John shuffled his papers around again, picking up a thick black folder.
“This,” he said to me slowly, “Was her plan... until she broke it, and we lost her.”
He handed me the folder. It took me a moment before I could open it. Inside were charts with dates. They started at the time Annika had arrived in Heaven, and they described in less detail the things that I already knew. There were days on the beach, the problems she faced with friends, the ups and downs she’d felt in this world. What surprised me, tough, was that it had been planned that she’d be able to remember her past from the first day.

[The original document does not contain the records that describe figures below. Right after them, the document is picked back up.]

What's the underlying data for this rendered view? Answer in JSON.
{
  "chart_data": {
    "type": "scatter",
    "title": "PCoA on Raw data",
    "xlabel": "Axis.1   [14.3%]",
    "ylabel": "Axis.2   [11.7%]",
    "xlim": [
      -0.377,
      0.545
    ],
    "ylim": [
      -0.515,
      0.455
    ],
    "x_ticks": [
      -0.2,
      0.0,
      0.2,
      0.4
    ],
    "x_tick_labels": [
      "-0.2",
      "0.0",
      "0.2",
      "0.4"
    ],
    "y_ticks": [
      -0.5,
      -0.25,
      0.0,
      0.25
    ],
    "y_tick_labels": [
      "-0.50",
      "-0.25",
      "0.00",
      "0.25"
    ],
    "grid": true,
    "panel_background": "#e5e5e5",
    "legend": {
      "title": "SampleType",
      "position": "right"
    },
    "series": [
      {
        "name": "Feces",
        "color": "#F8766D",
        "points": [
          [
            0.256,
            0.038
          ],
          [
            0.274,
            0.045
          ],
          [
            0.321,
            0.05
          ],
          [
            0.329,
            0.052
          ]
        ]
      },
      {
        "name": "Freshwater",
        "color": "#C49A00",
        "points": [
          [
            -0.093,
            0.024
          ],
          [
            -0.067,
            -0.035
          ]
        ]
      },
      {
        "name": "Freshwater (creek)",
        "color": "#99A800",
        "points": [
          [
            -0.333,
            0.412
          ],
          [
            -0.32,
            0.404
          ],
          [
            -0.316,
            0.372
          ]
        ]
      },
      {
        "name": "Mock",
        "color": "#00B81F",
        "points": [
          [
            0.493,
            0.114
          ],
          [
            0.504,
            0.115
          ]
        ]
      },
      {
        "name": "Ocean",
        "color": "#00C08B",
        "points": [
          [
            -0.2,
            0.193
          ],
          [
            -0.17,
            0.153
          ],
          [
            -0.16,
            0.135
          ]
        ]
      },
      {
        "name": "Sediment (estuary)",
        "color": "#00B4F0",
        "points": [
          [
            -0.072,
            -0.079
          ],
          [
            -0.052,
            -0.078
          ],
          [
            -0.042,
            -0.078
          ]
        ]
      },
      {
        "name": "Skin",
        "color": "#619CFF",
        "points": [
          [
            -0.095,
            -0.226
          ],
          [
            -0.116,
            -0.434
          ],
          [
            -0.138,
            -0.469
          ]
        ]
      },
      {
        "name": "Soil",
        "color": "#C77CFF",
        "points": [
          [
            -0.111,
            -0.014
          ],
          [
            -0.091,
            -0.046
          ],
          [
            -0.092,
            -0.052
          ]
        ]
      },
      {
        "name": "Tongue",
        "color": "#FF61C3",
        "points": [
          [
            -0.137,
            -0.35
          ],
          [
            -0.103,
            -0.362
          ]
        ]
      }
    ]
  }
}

“You knew she was going to remember? Why didn’t you warn me? That day in the hospital, sitting outside the window with her, I panicked. I’d thought something was wrong.”
“We needed you to panic,” he responded. “It was one of the things that kept her ok, kept her moving despite her knowledge of the past.”
I sighed and glanced back down, then another question came to my mind.
“I always wondered: why did you have us keep a relationship a secret, if you had it in the plan too?”
“It was unique to this plan, to break the rules of Guider and New Wings, so it was decided that in order to cause the less disruption it would be easiest if you kept it secret. Then again, you were not supposed to fall for her remember? I have a feeling that you skipped more than just a few nights in your descriptions.”
I looked down, avoiding the statement, and kept reading. When it came to the date of that day, there were descriptions of things that were supposed to happen, but didn’t. The plan went on for three more months and two more weeks, although I quickly noticed that the descriptions for each day got progressively smaller and less detailed.
“Why does it end where it does?” I asked.
“The day after that would be her re-naming ceremony, the end of her time with you, her Guider, and her complete integration into the society.”
“Is that why it gets less detailed as it gets closer to the end, then? Because she’s more integrated?”
John reached across the desk and gently took the folder from my hands. “Yes and no. But I can’t tell you the full details, since I don’t even know the full details.”
This was something I was used to by this point, not being told the whole story. I nodded at John, who tucked the black folder into a drawer of his desk.
The phone on his desk began to ring and he picked it up with a swift movement. There were no introductions or informal conversation, and after a second of listening, John said simply, “Thank you.”
Then he looked up at me. “They’ve made their decision. We’re to go up to the boardroom now.”